There was a time in the last days of Robert Mugabe’s regime when there were roadblocks across the country, where citizens were expected to pay bribes to the police for every nonsensical small thing. Even today, the police in Zimbabwe are still bribe collectors.
Now that South Africa has run out of money, what’s next? Ramaphosa says we must begin discussing the use of pension funds to finance “developmental needs”. That is all fancy talk. His call is simple: now that the ANC comrades have looted the state to its knees, he wants them to raid the pension of teachers, nurses, cleaners and other workers.
If you are a police officer, prison warder or soldier, Ramaphosa says the money you have worked hard for and saved must be used to finance what he calls “developmental needs”.
“Developmental needs” include rescuing the ailing Eskom. If workers allow that to happen, they will live to regret it in their old age.
What we know is that the ANC and its government cannot run any budget without stealing. Everything they touch turns to dust.

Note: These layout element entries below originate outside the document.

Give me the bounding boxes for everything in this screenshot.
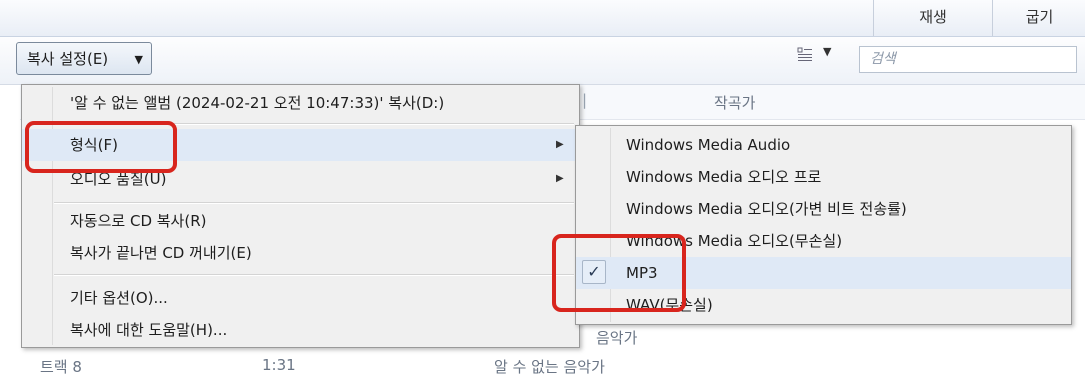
list-item-artist: 알 수 없는 음악가 — [494, 358, 605, 376]
menu-item-rip-help[interactable]: 복사에 대한 도움말(H)... — [22, 314, 579, 346]
menu-item-label: 복사가 끝나면 CD 꺼내기(E) — [70, 244, 252, 262]
list-item-duration: 1:31 — [262, 356, 296, 374]
tab-strip: 재생 굽기 — [0, 0, 1085, 37]
menu-item-label: 복사에 대한 도움말(H)... — [70, 321, 228, 339]
toolbar: 복사 설정(E) ▼ ▼ 검색 — [0, 37, 1085, 85]
list-item-track: 트랙 8 — [40, 358, 82, 376]
column-divider: | — [582, 91, 588, 109]
tab-burn[interactable]: 굽기 — [992, 0, 1085, 36]
tab-play[interactable]: 재생 — [873, 0, 992, 36]
view-options-icon[interactable] — [797, 46, 813, 62]
menu-separator — [54, 274, 574, 276]
annotation-highlight-mp3 — [552, 234, 686, 312]
view-options-dropdown-icon[interactable]: ▼ — [823, 45, 831, 58]
menu-item-label: 자동으로 CD 복사(R) — [70, 212, 207, 230]
list-item-artist: 음악가 — [596, 329, 638, 347]
submenu-item-wma-pro[interactable]: Windows Media 오디오 프로 — [576, 161, 1071, 193]
menu-item-more-options[interactable]: 기타 옵션(O)... — [22, 282, 579, 314]
submenu-arrow-icon: ▶ — [556, 139, 564, 150]
menu-item-eject-after-rip[interactable]: 복사가 끝나면 CD 꺼내기(E) — [22, 237, 579, 269]
menu-item-rip-cd[interactable]: '알 수 없는 앨범 (2024-02-21 오전 10:47:33)' 복사(… — [22, 87, 579, 119]
rip-settings-label: 복사 설정(E) — [27, 50, 109, 68]
rip-settings-button[interactable]: 복사 설정(E) ▼ — [16, 42, 152, 75]
annotation-highlight-format — [25, 121, 177, 173]
submenu-arrow-icon: ▶ — [556, 173, 564, 184]
menu-item-label: 기타 옵션(O)... — [70, 289, 168, 307]
submenu-item-wma-vbr[interactable]: Windows Media 오디오(가변 비트 전송률) — [576, 193, 1071, 225]
menu-separator — [54, 202, 574, 204]
column-composer[interactable]: 작곡가 — [714, 92, 755, 113]
menu-item-auto-rip[interactable]: 자동으로 CD 복사(R) — [22, 205, 579, 237]
menu-item-label: '알 수 없는 앨범 (2024-02-21 오전 10:47:33)' 복사(… — [70, 94, 445, 112]
submenu-item-wma[interactable]: Windows Media Audio — [576, 129, 1071, 161]
search-input[interactable]: 검색 — [859, 46, 1077, 73]
chevron-down-icon: ▼ — [134, 53, 143, 66]
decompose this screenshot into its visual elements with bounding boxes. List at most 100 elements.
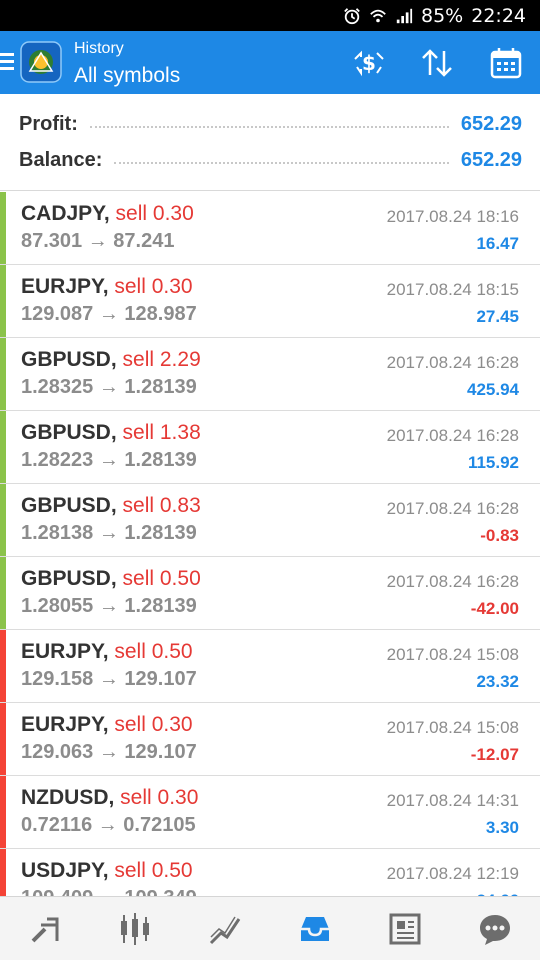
trade-time: 2017.08.24 15:08 [386,718,519,737]
balance-label: Balance: [19,148,103,171]
page-title: History [74,40,124,57]
trade-time: 2017.08.24 12:19 [386,864,519,883]
trade-symbol: GBPUSD [21,494,111,517]
comma-separator: , [110,348,123,371]
quotes-icon [31,917,59,942]
trade-time: 2017.08.24 16:28 [386,499,519,518]
nav-chart[interactable] [90,897,180,960]
nav-history[interactable] [270,897,360,960]
comma-separator: , [103,202,116,225]
trade-side-volume: sell 0.30 [120,786,199,809]
trade-side-volume: sell 0.50 [122,567,201,590]
trade-status-bar [0,703,6,775]
trade-side-volume: sell 0.50 [114,640,193,663]
trade-side-volume: sell 0.50 [114,859,193,882]
trade-profit: 27.45 [476,307,519,326]
chart-icon [121,912,149,945]
trade-time: 2017.08.24 16:28 [386,353,519,372]
trade-prices: 1.28138 → 1.28139 [21,522,197,544]
app-logo[interactable] [20,41,62,83]
trade-row[interactable]: NZDUSD, sell 0.30 0.72116 → 0.72105 2017… [0,776,540,849]
trade-time: 2017.08.24 16:28 [386,426,519,445]
summary-panel: Profit: 652.29 Balance: 652.29 [0,94,540,191]
symbol-filter[interactable]: All symbols [74,64,180,88]
nav-news[interactable] [360,897,450,960]
dotted-leader [89,126,449,128]
battery-level: 85% [421,4,464,27]
comma-separator: , [110,421,123,444]
trade-row[interactable]: GBPUSD, sell 0.50 1.28055 → 1.28139 2017… [0,557,540,630]
trade-status-bar [0,630,6,702]
trade-symbol: CADJPY [21,202,104,225]
trade-symbol: GBPUSD [21,567,111,590]
trade-header: GBPUSD, sell 0.83 [21,494,201,518]
comma-separator: , [102,275,115,298]
trade-row[interactable]: CADJPY, sell 0.30 87.301 → 87.241 2017.0… [0,192,540,265]
trade-header: EURJPY, sell 0.50 [21,640,193,664]
trade-symbol: NZDUSD [21,786,109,809]
calendar-icon[interactable] [488,45,524,81]
trade-profit: 3.30 [485,818,519,837]
trade-status-bar [0,849,6,896]
trade-row[interactable]: GBPUSD, sell 2.29 1.28325 → 1.28139 2017… [0,338,540,411]
trade-prices: 1.28055 → 1.28139 [21,595,197,617]
trade-status-bar [0,338,6,410]
trade-prices: 129.087 → 128.987 [21,303,197,325]
dotted-leader [114,162,449,164]
trade-status-bar [0,557,6,629]
trade-time: 2017.08.24 16:28 [386,572,519,591]
trade-prices: 1.28223 → 1.28139 [21,449,197,471]
trade-header: EURJPY, sell 0.30 [21,713,193,737]
profit-row: Profit: 652.29 [19,111,522,137]
trade-row[interactable]: USDJPY, sell 0.50 109.409 → 109.349 2017… [0,849,540,896]
trade-symbol: USDJPY [21,859,103,882]
profit-label: Profit: [19,112,78,135]
trade-profit: 16.47 [476,234,519,253]
trade-header: EURJPY, sell 0.30 [21,275,193,299]
chat-icon [480,914,510,945]
trade-prices: 87.301 → 87.241 [21,230,175,252]
balance-value: 652.29 [460,148,522,171]
trade-row[interactable]: EURJPY, sell 0.30 129.087 → 128.987 2017… [0,265,540,338]
trade-time: 2017.08.24 18:16 [386,207,519,226]
trade-row[interactable]: EURJPY, sell 0.50 129.158 → 129.107 2017… [0,630,540,703]
trade-profit: 23.32 [476,672,519,691]
signal-icon [396,8,413,23]
comma-separator: , [110,494,123,517]
trade-profit: -0.83 [480,526,519,545]
comma-separator: , [102,640,115,663]
trade-status-bar [0,265,6,337]
status-bar: 85% 22:24 [0,0,540,31]
trade-prices: 0.72116 → 0.72105 [21,814,196,836]
trade-profit: -42.00 [470,599,519,618]
trade-row[interactable]: GBPUSD, sell 1.38 1.28223 → 1.28139 2017… [0,411,540,484]
profit-value: 652.29 [460,112,522,135]
status-time: 22:24 [471,4,526,27]
nav-chat[interactable] [450,897,540,960]
trade-row[interactable]: EURJPY, sell 0.30 129.063 → 129.107 2017… [0,703,540,776]
nav-trade[interactable] [180,897,270,960]
trade-status-bar [0,411,6,483]
svg-text:$: $ [362,51,376,75]
trade-status-bar [0,776,6,848]
trade-status-bar [0,192,6,264]
trade-history-list[interactable]: CADJPY, sell 0.30 87.301 → 87.241 2017.0… [0,192,540,896]
menu-icon[interactable] [0,53,14,73]
bottom-navigation [0,896,540,960]
trade-row[interactable]: GBPUSD, sell 0.83 1.28138 → 1.28139 2017… [0,484,540,557]
trade-icon [209,916,241,944]
trade-header: USDJPY, sell 0.50 [21,859,193,883]
trade-profit: -12.07 [470,745,519,764]
trade-side-volume: sell 0.30 [115,202,194,225]
trade-side-volume: sell 2.29 [122,348,201,371]
trade-side-volume: sell 0.83 [122,494,201,517]
trade-profit: 115.92 [467,453,519,472]
sort-icon[interactable] [419,45,455,81]
trade-profit: 425.94 [467,380,519,399]
trade-symbol: EURJPY [21,640,103,663]
nav-quotes[interactable] [0,897,90,960]
trade-time: 2017.08.24 18:15 [386,280,519,299]
trade-prices: 109.409 → 109.349 [21,887,197,896]
trade-side-volume: sell 0.30 [114,275,193,298]
currency-exchange-icon[interactable]: $ [351,45,387,81]
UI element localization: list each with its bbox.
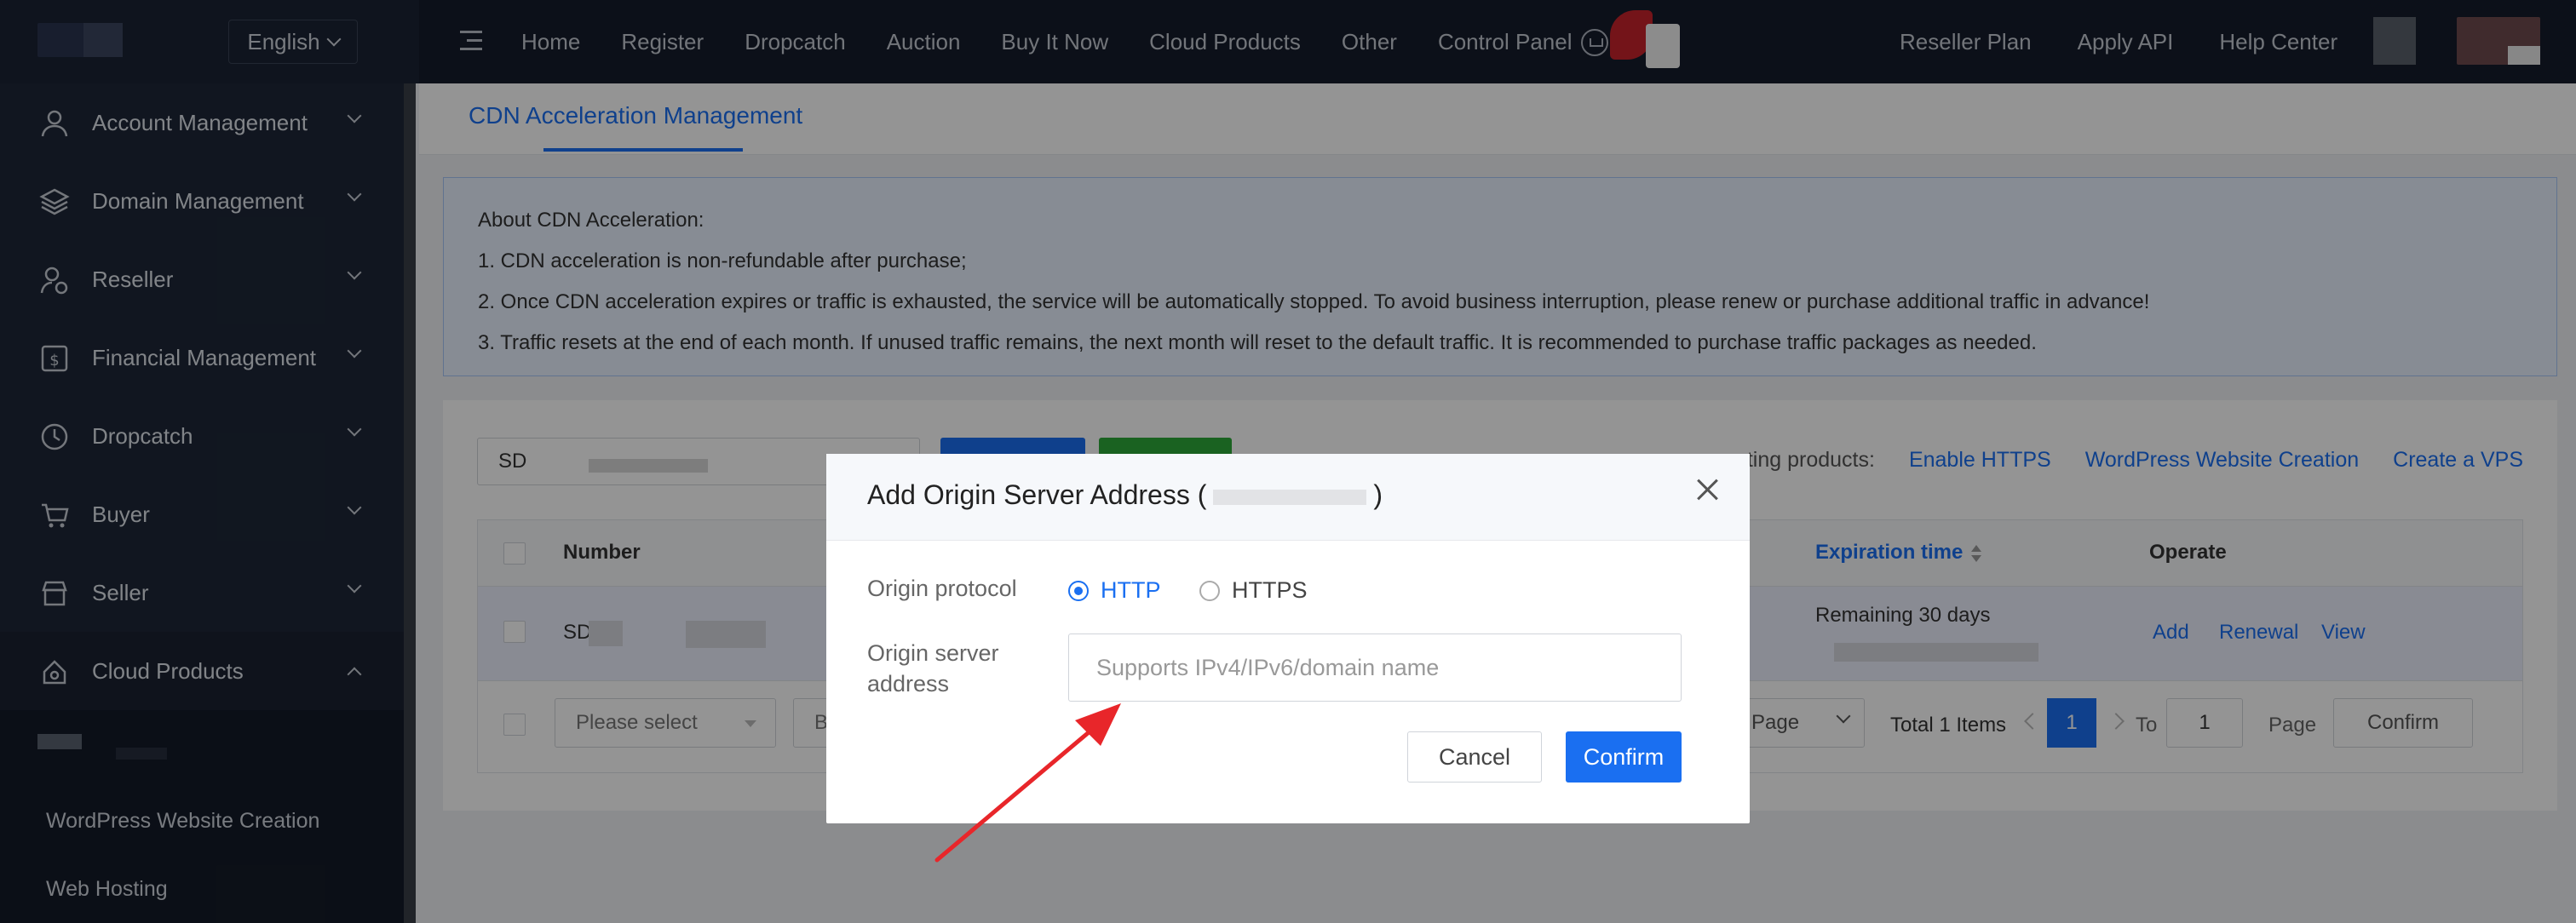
close-icon[interactable]: [1693, 476, 1721, 503]
dialog-header: Add Origin Server Address (): [826, 454, 1750, 541]
dialog-title: Add Origin Server Address (): [867, 479, 1383, 510]
protocol-radio-https[interactable]: HTTPS: [1199, 577, 1308, 604]
app-root: English Home Register Dropcatch Auction …: [0, 0, 2576, 923]
confirm-button[interactable]: Confirm: [1566, 731, 1682, 783]
add-origin-server-dialog: Add Origin Server Address () Origin prot…: [826, 454, 1750, 823]
redacted-domain: [1213, 489, 1367, 505]
origin-protocol-label: Origin protocol: [867, 576, 1017, 601]
cancel-button[interactable]: Cancel: [1407, 731, 1542, 783]
origin-server-address-label: Origin server address: [867, 640, 999, 697]
protocol-radio-http[interactable]: HTTP: [1068, 577, 1161, 604]
radio-checked-icon: [1068, 580, 1089, 601]
origin-server-address-input[interactable]: [1068, 633, 1682, 702]
radio-unchecked-icon: [1199, 580, 1220, 601]
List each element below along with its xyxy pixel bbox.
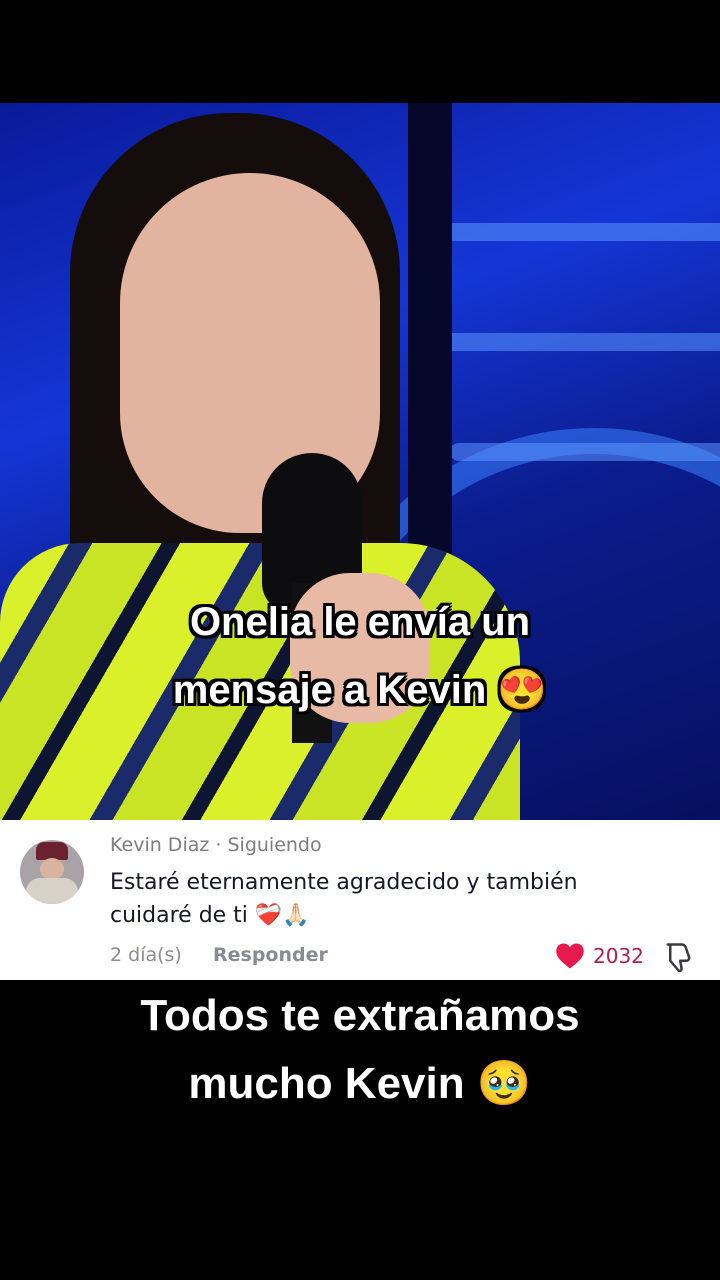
comment-text: Estaré eternamente agradecido y también … [110, 866, 670, 932]
avatar-face [40, 858, 64, 880]
dislike-icon[interactable] [664, 940, 694, 974]
like-count: 2032 [593, 944, 644, 968]
avatar[interactable] [20, 840, 84, 904]
stage-light-stripe [440, 333, 720, 351]
meta-separator: · [215, 834, 222, 856]
like-button[interactable]: 2032 [555, 942, 644, 970]
comment-card[interactable]: Kevin Diaz · Siguiendo Estaré eternament… [0, 820, 720, 980]
comment-author[interactable]: Kevin Diaz [110, 834, 209, 856]
follow-status: Siguiendo [227, 834, 322, 856]
reply-button[interactable]: Responder [213, 944, 328, 966]
video-caption: Onelia le envía un mensaje a Kevin 😍 [0, 588, 720, 724]
video-caption-line1: Onelia le envía un [189, 600, 531, 644]
video-caption-line2: mensaje a Kevin 😍 [172, 668, 548, 712]
comment-text-line2: cuidaré de ti ❤️‍🩹🙏🏻 [110, 903, 310, 928]
comment-text-line1: Estaré eternamente agradecido y también [110, 870, 578, 895]
comment-meta: Kevin Diaz · Siguiendo [110, 834, 322, 856]
heart-icon [556, 943, 584, 969]
comment-date: 2 día(s) [110, 944, 182, 966]
bottom-caption: Todos te extrañamos mucho Kevin 🥹 [0, 982, 720, 1118]
avatar-coat [26, 878, 78, 904]
bottom-caption-line1: Todos te extrañamos [140, 991, 580, 1040]
stage-light-stripe [450, 443, 720, 461]
bottom-caption-line2: mucho Kevin 🥹 [188, 1059, 532, 1108]
stage-light-stripe [430, 223, 720, 241]
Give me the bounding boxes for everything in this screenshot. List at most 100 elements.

Truth be told, we are where we are now because ANC cadres in the government have been looting public money. Anyone who tells you a different story is a liar.
The most shocking thing is that the organisation that is supposed to protect workers, Cosatu, agrees with Ramaphosa that ANC comrades in government must begin looting pensions.
Cosatu says it is better to raid workers’ pensions than go to the International Monetary Fund. The assumption is that the pensions will not be exhausted. The truth is they can. When they are finished, just as ANC cadres looted the state until it collapsed, the IMF will not be avoided.
In The Communist Manifesto, Karl Marx and Frederick Engels urged workers of the world to unite.
This is the time for real trade unions to call for all workers to unite, for they have nothing to lose except their hard-earned pensions.
In our post-modern information economy, Marxism is helpful mainly as a tool for analysts.
In South Africa today, we can use it to understand how parasitic forces in the private sphere use the state to loot national resources in the name of “developmental needs”. Look at Medupi and Kusile to grasp the scale.
The greatest problem facing South Africa today is not a lack of money. It is the looting of money by a symbiosis of private parasites and venal politicians who run our state.
That is why you will not fix the state before you fix our rotten politics.